If any of you are interested in locating a hulling station in your area, go to
https://black-walnuts.com
 
We filled up the back of the truck with buckets, totes, and bags of walnuts and drove to the hulling station which in our county is at an Amish Farm. Hammon's Black Walnut Co., out of Stockton MO, sets up over 200 hulling sites across the midwest each year and people like us bring their walnuts to sell them.
View attachment 2405134
The family's young son, probably about 12 yrs old, came out to run the hulling machine. It has a gasoline engine with a pull cord. This skinny kid had to pull it about 6 times to get it started. Then the walnuts go up a steep incline into the noisy machine which spits the hulls out one side and the nuts into big net bags on the other side. My DH pulled the walnuts out of the truck and dumped them in the hopper, but the boy did the rest of the work, including lifting these 50+lb bags up onto the scale where he calculated the total using removable weights, then hefted them onto the stack of bags already on pallets. I would have loved to take photos, but it would have been rude. Our entire truckload, after hulling totalled 165 lbs, which brought us $26.50. Not much, but we're picking them up anyway so no one twists an ankle walking in the yard. And I wanted our daughter to have the black walnut experience. It almost paid for our new nut-picker-upper tool.....

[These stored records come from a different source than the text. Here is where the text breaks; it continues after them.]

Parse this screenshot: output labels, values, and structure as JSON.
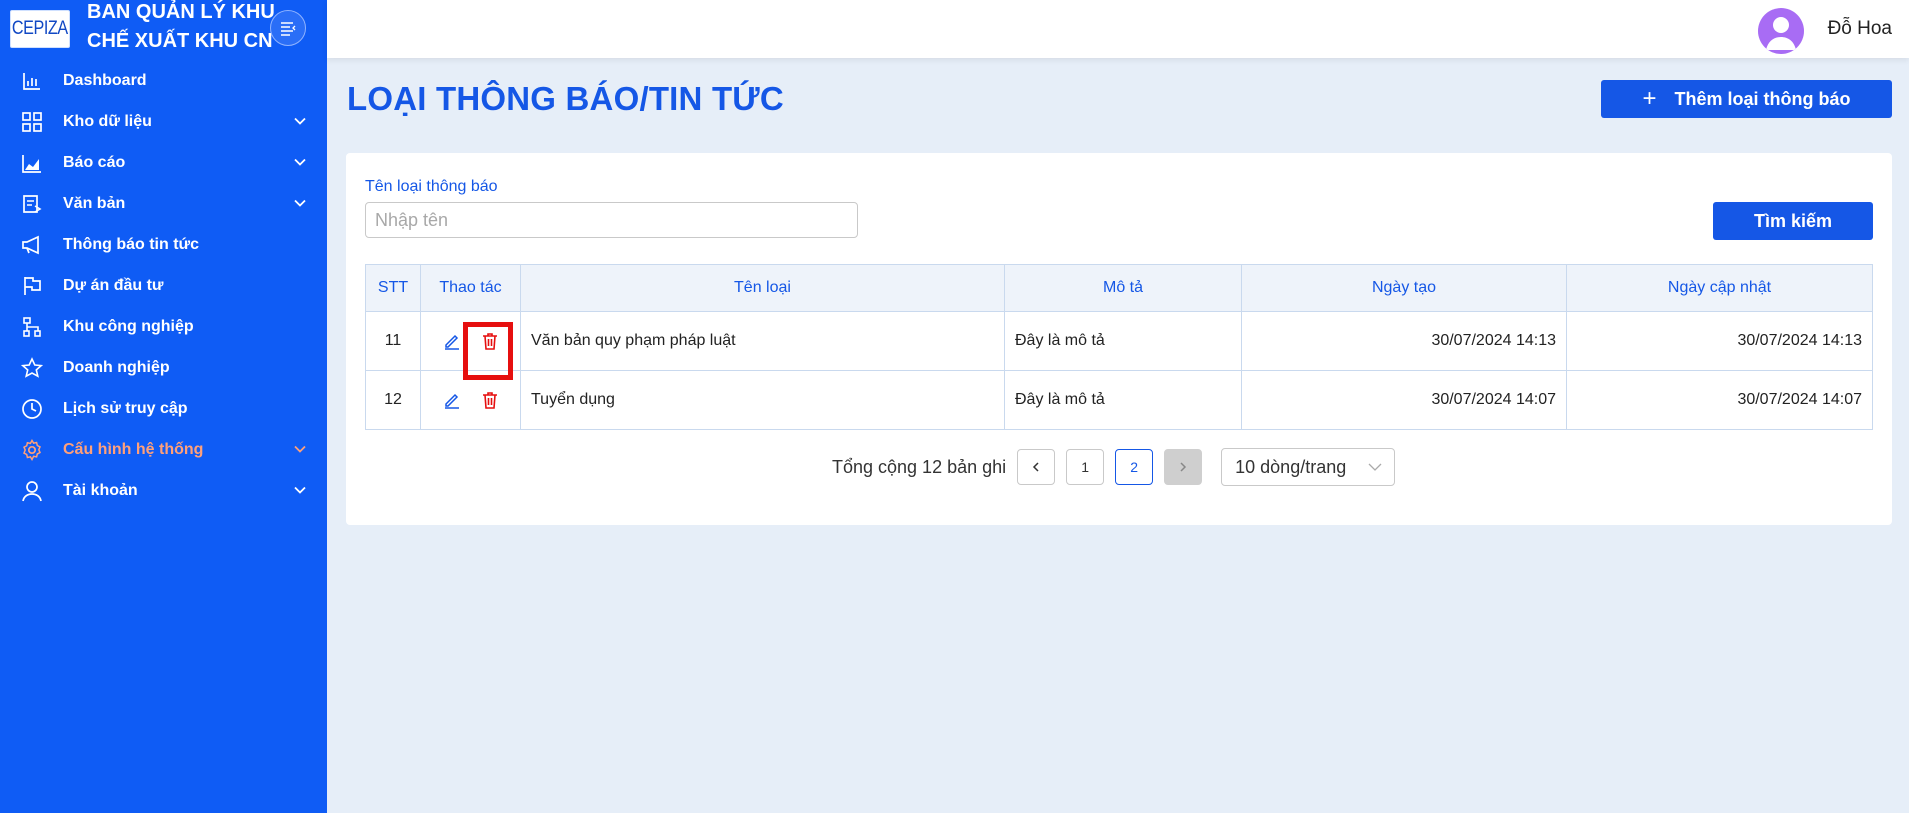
{
  "sidebar": {
    "logo_text": "CEPIZA",
    "brand_line1": "BAN QUẢN LÝ KHU",
    "brand_line2": "CHẾ XUẤT KHU CN",
    "items": [
      {
        "label": "Dashboard",
        "icon": "bar-chart-icon",
        "has_submenu": false
      },
      {
        "label": "Kho dữ liệu",
        "icon": "grid-icon",
        "has_submenu": true
      },
      {
        "label": "Báo cáo",
        "icon": "area-chart-icon",
        "has_submenu": true
      },
      {
        "label": "Văn bản",
        "icon": "document-icon",
        "has_submenu": true
      },
      {
        "label": "Thông báo tin tức",
        "icon": "megaphone-icon",
        "has_submenu": false
      },
      {
        "label": "Dự án đầu tư",
        "icon": "flag-icon",
        "has_submenu": false
      },
      {
        "label": "Khu công nghiệp",
        "icon": "sitemap-icon",
        "has_submenu": false
      },
      {
        "label": "Doanh nghiệp",
        "icon": "star-icon",
        "has_submenu": false
      },
      {
        "label": "Lịch sử truy cập",
        "icon": "clock-icon",
        "has_submenu": false
      },
      {
        "label": "Cấu hình hệ thống",
        "icon": "gear-icon",
        "has_submenu": true,
        "active": true
      },
      {
        "label": "Tài khoản",
        "icon": "user-icon",
        "has_submenu": true
      }
    ]
  },
  "header": {
    "username": "Đỗ Hoa"
  },
  "page": {
    "title": "LOẠI THÔNG BÁO/TIN TỨC",
    "add_button": "Thêm loại thông báo"
  },
  "filter": {
    "label": "Tên loại thông báo",
    "placeholder": "Nhập tên",
    "value": "",
    "search_button": "Tìm kiếm"
  },
  "table": {
    "columns": [
      "STT",
      "Thao tác",
      "Tên loại",
      "Mô tả",
      "Ngày tạo",
      "Ngày cập nhật"
    ],
    "rows": [
      {
        "stt": "11",
        "name": "Văn bản quy phạm pháp luật",
        "desc": "Đây là mô tả",
        "created": "30/07/2024 14:13",
        "updated": "30/07/2024 14:13"
      },
      {
        "stt": "12",
        "name": "Tuyển dụng",
        "desc": "Đây là mô tả",
        "created": "30/07/2024 14:07",
        "updated": "30/07/2024 14:07"
      }
    ]
  },
  "pagination": {
    "total_text": "Tổng cộng 12 bản ghi",
    "pages": [
      "1",
      "2"
    ],
    "current_page": "2",
    "page_size": "10 dòng/trang"
  },
  "colors": {
    "primary": "#1557e6",
    "sidebar_bg": "#0f5cf5",
    "active_menu": "#ffa07a",
    "delete_red": "#e60f0f",
    "avatar_bg": "#a86cf4"
  }
}
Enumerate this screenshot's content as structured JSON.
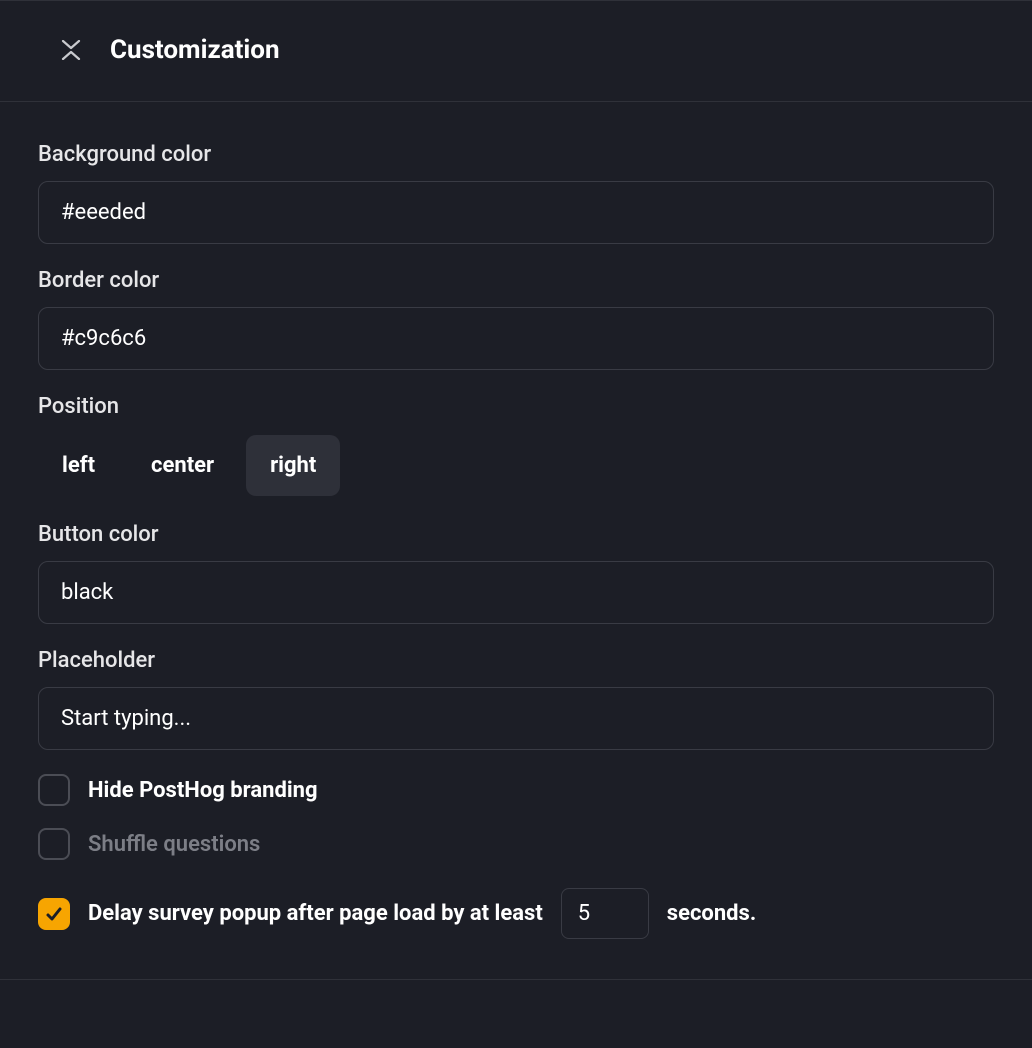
{
  "header": {
    "title": "Customization"
  },
  "fields": {
    "background_color": {
      "label": "Background color",
      "value": "#eeeded"
    },
    "border_color": {
      "label": "Border color",
      "value": "#c9c6c6"
    },
    "position": {
      "label": "Position",
      "options": [
        "left",
        "center",
        "right"
      ],
      "selected": "right"
    },
    "button_color": {
      "label": "Button color",
      "value": "black"
    },
    "placeholder": {
      "label": "Placeholder",
      "value": "Start typing..."
    }
  },
  "checkboxes": {
    "hide_branding": {
      "label": "Hide PostHog branding",
      "checked": false
    },
    "shuffle_questions": {
      "label": "Shuffle questions",
      "checked": false,
      "muted": true
    },
    "delay_popup": {
      "prefix": "Delay survey popup after page load by at least",
      "value": "5",
      "suffix": "seconds.",
      "checked": true
    }
  }
}
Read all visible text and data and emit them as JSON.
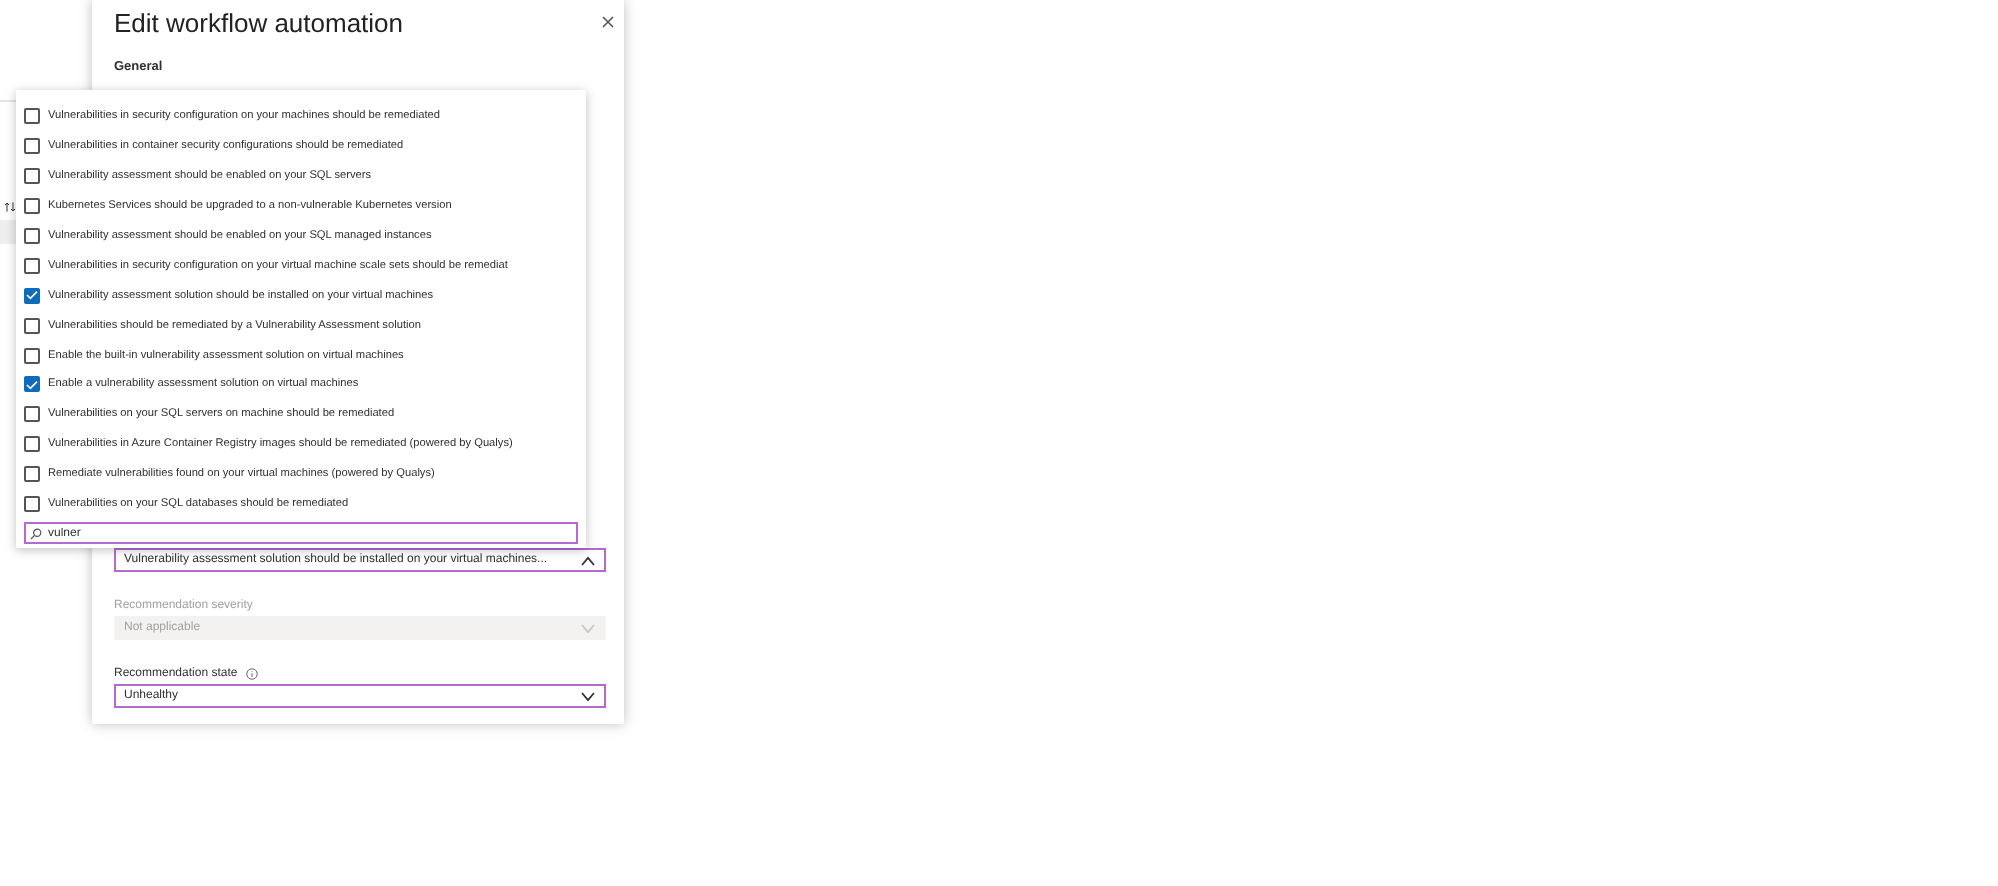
{
  "panel": {
    "title": "Edit workflow automation",
    "section": "General"
  },
  "recommendation_dropdown": {
    "options": [
      {
        "label": "Vulnerabilities in security configuration on your machines should be remediated",
        "checked": false
      },
      {
        "label": "Vulnerabilities in container security configurations should be remediated",
        "checked": false
      },
      {
        "label": "Vulnerability assessment should be enabled on your SQL servers",
        "checked": false
      },
      {
        "label": "Kubernetes Services should be upgraded to a non-vulnerable Kubernetes version",
        "checked": false
      },
      {
        "label": "Vulnerability assessment should be enabled on your SQL managed instances",
        "checked": false
      },
      {
        "label": "Vulnerabilities in security configuration on your virtual machine scale sets should be remediat",
        "checked": false
      },
      {
        "label": "Vulnerability assessment solution should be installed on your virtual machines",
        "checked": true
      },
      {
        "label": "Vulnerabilities should be remediated by a Vulnerability Assessment solution",
        "checked": false
      },
      {
        "label": "Enable the built-in vulnerability assessment solution on virtual machines",
        "checked": false
      },
      {
        "label": "Enable a vulnerability assessment solution on virtual machines",
        "checked": true
      },
      {
        "label": "Vulnerabilities on your SQL servers on machine should be remediated",
        "checked": false
      },
      {
        "label": "Vulnerabilities in Azure Container Registry images should be remediated (powered by Qualys)",
        "checked": false
      },
      {
        "label": "Remediate vulnerabilities found on your virtual machines (powered by Qualys)",
        "checked": false
      },
      {
        "label": "Vulnerabilities on your SQL databases should be remediated",
        "checked": false
      }
    ],
    "search": "vulner",
    "value": "Vulnerability assessment solution should be installed on your virtual machines...",
    "expanded": true
  },
  "fields": [
    {
      "label": "Recommendation severity",
      "value": "Not applicable",
      "disabled": true,
      "info": false
    },
    {
      "label": "Recommendation state",
      "value": "Unhealthy",
      "disabled": false,
      "info": true
    }
  ]
}
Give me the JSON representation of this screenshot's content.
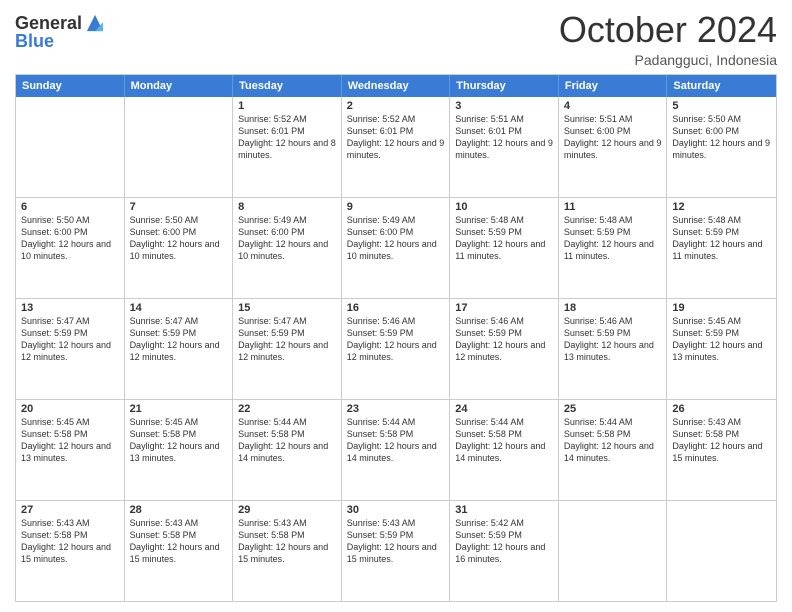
{
  "logo": {
    "line1": "General",
    "line2": "Blue"
  },
  "title": "October 2024",
  "location": "Padangguci, Indonesia",
  "header": {
    "days": [
      "Sunday",
      "Monday",
      "Tuesday",
      "Wednesday",
      "Thursday",
      "Friday",
      "Saturday"
    ]
  },
  "weeks": [
    [
      {
        "day": "",
        "text": ""
      },
      {
        "day": "",
        "text": ""
      },
      {
        "day": "1",
        "text": "Sunrise: 5:52 AM\nSunset: 6:01 PM\nDaylight: 12 hours and 8 minutes."
      },
      {
        "day": "2",
        "text": "Sunrise: 5:52 AM\nSunset: 6:01 PM\nDaylight: 12 hours and 9 minutes."
      },
      {
        "day": "3",
        "text": "Sunrise: 5:51 AM\nSunset: 6:01 PM\nDaylight: 12 hours and 9 minutes."
      },
      {
        "day": "4",
        "text": "Sunrise: 5:51 AM\nSunset: 6:00 PM\nDaylight: 12 hours and 9 minutes."
      },
      {
        "day": "5",
        "text": "Sunrise: 5:50 AM\nSunset: 6:00 PM\nDaylight: 12 hours and 9 minutes."
      }
    ],
    [
      {
        "day": "6",
        "text": "Sunrise: 5:50 AM\nSunset: 6:00 PM\nDaylight: 12 hours and 10 minutes."
      },
      {
        "day": "7",
        "text": "Sunrise: 5:50 AM\nSunset: 6:00 PM\nDaylight: 12 hours and 10 minutes."
      },
      {
        "day": "8",
        "text": "Sunrise: 5:49 AM\nSunset: 6:00 PM\nDaylight: 12 hours and 10 minutes."
      },
      {
        "day": "9",
        "text": "Sunrise: 5:49 AM\nSunset: 6:00 PM\nDaylight: 12 hours and 10 minutes."
      },
      {
        "day": "10",
        "text": "Sunrise: 5:48 AM\nSunset: 5:59 PM\nDaylight: 12 hours and 11 minutes."
      },
      {
        "day": "11",
        "text": "Sunrise: 5:48 AM\nSunset: 5:59 PM\nDaylight: 12 hours and 11 minutes."
      },
      {
        "day": "12",
        "text": "Sunrise: 5:48 AM\nSunset: 5:59 PM\nDaylight: 12 hours and 11 minutes."
      }
    ],
    [
      {
        "day": "13",
        "text": "Sunrise: 5:47 AM\nSunset: 5:59 PM\nDaylight: 12 hours and 12 minutes."
      },
      {
        "day": "14",
        "text": "Sunrise: 5:47 AM\nSunset: 5:59 PM\nDaylight: 12 hours and 12 minutes."
      },
      {
        "day": "15",
        "text": "Sunrise: 5:47 AM\nSunset: 5:59 PM\nDaylight: 12 hours and 12 minutes."
      },
      {
        "day": "16",
        "text": "Sunrise: 5:46 AM\nSunset: 5:59 PM\nDaylight: 12 hours and 12 minutes."
      },
      {
        "day": "17",
        "text": "Sunrise: 5:46 AM\nSunset: 5:59 PM\nDaylight: 12 hours and 12 minutes."
      },
      {
        "day": "18",
        "text": "Sunrise: 5:46 AM\nSunset: 5:59 PM\nDaylight: 12 hours and 13 minutes."
      },
      {
        "day": "19",
        "text": "Sunrise: 5:45 AM\nSunset: 5:59 PM\nDaylight: 12 hours and 13 minutes."
      }
    ],
    [
      {
        "day": "20",
        "text": "Sunrise: 5:45 AM\nSunset: 5:58 PM\nDaylight: 12 hours and 13 minutes."
      },
      {
        "day": "21",
        "text": "Sunrise: 5:45 AM\nSunset: 5:58 PM\nDaylight: 12 hours and 13 minutes."
      },
      {
        "day": "22",
        "text": "Sunrise: 5:44 AM\nSunset: 5:58 PM\nDaylight: 12 hours and 14 minutes."
      },
      {
        "day": "23",
        "text": "Sunrise: 5:44 AM\nSunset: 5:58 PM\nDaylight: 12 hours and 14 minutes."
      },
      {
        "day": "24",
        "text": "Sunrise: 5:44 AM\nSunset: 5:58 PM\nDaylight: 12 hours and 14 minutes."
      },
      {
        "day": "25",
        "text": "Sunrise: 5:44 AM\nSunset: 5:58 PM\nDaylight: 12 hours and 14 minutes."
      },
      {
        "day": "26",
        "text": "Sunrise: 5:43 AM\nSunset: 5:58 PM\nDaylight: 12 hours and 15 minutes."
      }
    ],
    [
      {
        "day": "27",
        "text": "Sunrise: 5:43 AM\nSunset: 5:58 PM\nDaylight: 12 hours and 15 minutes."
      },
      {
        "day": "28",
        "text": "Sunrise: 5:43 AM\nSunset: 5:58 PM\nDaylight: 12 hours and 15 minutes."
      },
      {
        "day": "29",
        "text": "Sunrise: 5:43 AM\nSunset: 5:58 PM\nDaylight: 12 hours and 15 minutes."
      },
      {
        "day": "30",
        "text": "Sunrise: 5:43 AM\nSunset: 5:59 PM\nDaylight: 12 hours and 15 minutes."
      },
      {
        "day": "31",
        "text": "Sunrise: 5:42 AM\nSunset: 5:59 PM\nDaylight: 12 hours and 16 minutes."
      },
      {
        "day": "",
        "text": ""
      },
      {
        "day": "",
        "text": ""
      }
    ]
  ]
}
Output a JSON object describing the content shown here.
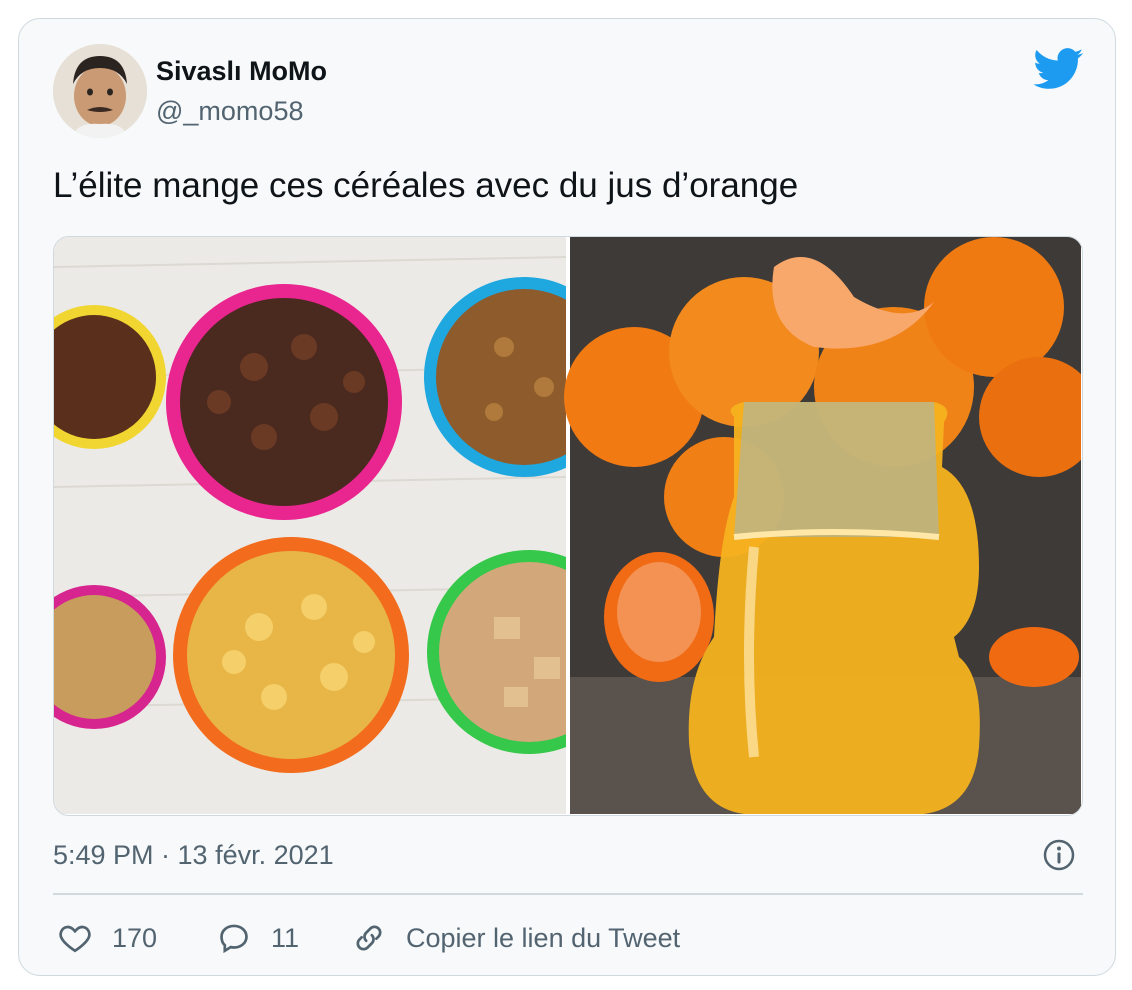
{
  "tweet": {
    "author_name": "Sivaslı MoMo",
    "author_handle": "@_momo58",
    "text": "L’élite mange ces céréales avec du jus d’orange",
    "timestamp": "5:49 PM · 13 févr. 2021"
  },
  "actions": {
    "likes": "170",
    "replies": "11",
    "copy_link": "Copier le lien du Tweet"
  },
  "media": [
    {
      "label": "cereal-bowls-photo"
    },
    {
      "label": "orange-juice-photo"
    }
  ],
  "colors": {
    "twitter_blue": "#1d9bf0",
    "text": "#0f1419",
    "secondary": "#536471"
  }
}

If any of you are interested in locating a hulling station in your area, go to
https://black-walnuts.com
I pass by a walnut buying place on my way to see my son. The place is just north of Liking. I keep toying with the idea of taking our black walnuts there to sell but haven't because I don't figure I will have that much (weight). Also, you are correct, black walnuts are supposed to have good years followed by poor harvest years. I think I read that in the Missouri Conservationist magazine.
A couple of years ago I collected a bunch of ours ( during a good harvest year) and then spent a lot of time trying to crack them open and get out the meat. I ended up using a hammer and some wire cutter pliers. It was a lot of hard work!! Much harder than with English walnuts. I ended up gifting 3 people with half pint jars or 1/4 pint jars of the meat.